Former New Jersey Nets owner Lewis Katz and cable TV mogul H.F. “Gerry” Lenfest say Publisher Robert Hall was not authorized to fire Marimow on Monday and did not consult them.
Thursday’s lawsuit comes as their rift with co-owner George Norcross — an influential New Jersey Democrat, who is also chairman of the board of Cooper Health System — over Interstate General Media’s direction grows more public.
The lawsuit seeks Marimow’s return and Hall’s ouster. It alleges newsroom morale has plummeted. Current and former staffers have also signed an online petition supporting Marimow.
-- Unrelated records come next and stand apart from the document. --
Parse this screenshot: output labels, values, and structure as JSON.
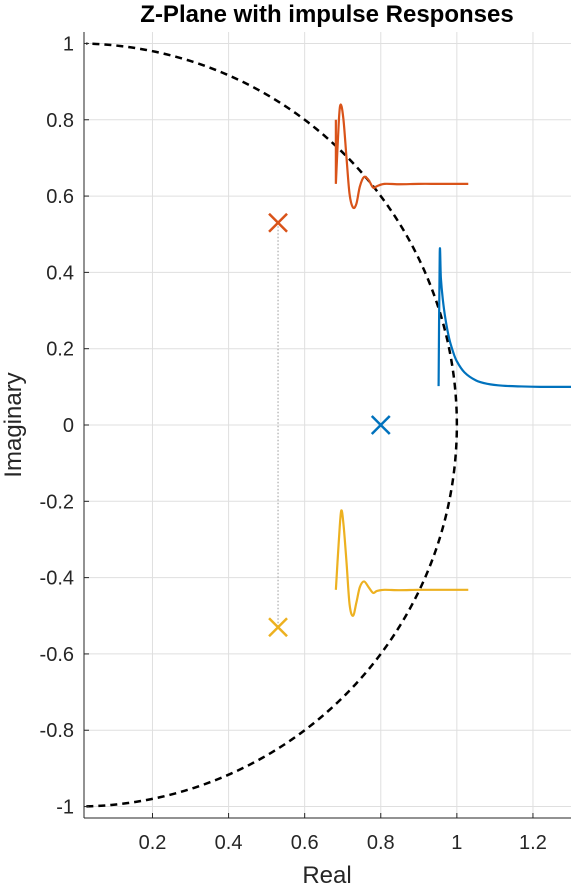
{
  "chart_data": {
    "type": "scatter",
    "title": "Z-Plane with impulse Responses",
    "xlabel": "Real",
    "ylabel": "Imaginary",
    "xlim": [
      0.02,
      1.3
    ],
    "ylim": [
      -1.03,
      1.03
    ],
    "xticks": [
      0.2,
      0.4,
      0.6,
      0.8,
      1,
      1.2
    ],
    "xtick_labels": [
      "0.2",
      "0.4",
      "0.6",
      "0.8",
      "1",
      "1.2"
    ],
    "yticks": [
      1,
      0.8,
      0.6,
      0.4,
      0.2,
      0,
      -0.2,
      -0.4,
      -0.6,
      -0.8,
      -1
    ],
    "ytick_labels": [
      "1",
      "0.8",
      "0.6",
      "0.4",
      "0.2",
      "0",
      "-0.2",
      "-0.4",
      "-0.6",
      "-0.8",
      "-1"
    ],
    "grid": true,
    "unit_circle": {
      "style": "dashed",
      "color": "#000000"
    },
    "poles": [
      {
        "x": 0.8,
        "y": 0.0,
        "color": "#0072BD"
      },
      {
        "x": 0.53,
        "y": 0.53,
        "color": "#D95319"
      },
      {
        "x": 0.53,
        "y": -0.53,
        "color": "#EDB120"
      }
    ],
    "conjugate_link": {
      "x": 0.53,
      "y1": 0.53,
      "y2": -0.53,
      "color": "#999999"
    },
    "impulse_responses": [
      {
        "color": "#0072BD",
        "x": [
          0.952,
          0.955,
          0.958,
          0.963,
          0.97,
          0.98,
          0.99,
          1.0,
          1.02,
          1.05,
          1.08,
          1.12,
          1.17,
          1.22,
          1.27,
          1.3
        ],
        "y": [
          0.102,
          0.45,
          0.385,
          0.33,
          0.278,
          0.226,
          0.192,
          0.167,
          0.138,
          0.117,
          0.108,
          0.103,
          0.101,
          0.1,
          0.1,
          0.1
        ]
      },
      {
        "color": "#D95319",
        "x": [
          0.682,
          0.69,
          0.695,
          0.702,
          0.71,
          0.718,
          0.727,
          0.736,
          0.745,
          0.756,
          0.768,
          0.78,
          0.79,
          0.81,
          0.85,
          0.9,
          0.95,
          1.0,
          1.03
        ],
        "y": [
          0.632,
          0.8,
          0.84,
          0.8,
          0.7,
          0.605,
          0.57,
          0.58,
          0.625,
          0.65,
          0.642,
          0.622,
          0.626,
          0.632,
          0.631,
          0.632,
          0.632,
          0.632,
          0.632
        ],
        "vertical_start": [
          0.682,
          0.632,
          0.682,
          0.8
        ]
      },
      {
        "color": "#EDB120",
        "x": [
          0.682,
          0.69,
          0.696,
          0.702,
          0.71,
          0.718,
          0.727,
          0.736,
          0.745,
          0.756,
          0.768,
          0.78,
          0.79,
          0.81,
          0.85,
          0.9,
          0.95,
          1.0,
          1.03
        ],
        "y": [
          -0.432,
          -0.3,
          -0.225,
          -0.26,
          -0.36,
          -0.47,
          -0.5,
          -0.465,
          -0.425,
          -0.41,
          -0.425,
          -0.44,
          -0.435,
          -0.432,
          -0.433,
          -0.432,
          -0.432,
          -0.432,
          -0.432
        ]
      }
    ]
  }
}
“Today’s filing was not unexpected,” said Dan Fee, a spokesman for the majority shareholders, including Norcross. “Unfortunately, one of the minority shareholders of Interstate General Media, Lewis Katz, has a well-documented history of attempting to interfere in the editorial and journalistic operations of the newspapers, something each of the owners publicly and in writing pledged not to do. This lawsuit is just the latest example.”
Fee went on to quote a legal opinion from Cozen and O’Connor saying Hall, the publisher, has authority to fire Marimow.
“It’s really heartening to have people of the quality and integrity of Lewis Katz and Gerry Lenfest supporting the Inquirer newsroom,” Marimow said in response to the news. “The fact that the two of them have filed this lawsuit reinforces their strong comittment and public spirit in terms of really a strong comittment to quality journalism in Philadelphia.” He declined to comment further.
Katz, Lenfest and Norcross formed Interstate General Media with other investors when they bought the Inquirer and the Philadelphia Daily News in April 2012 for $55 million.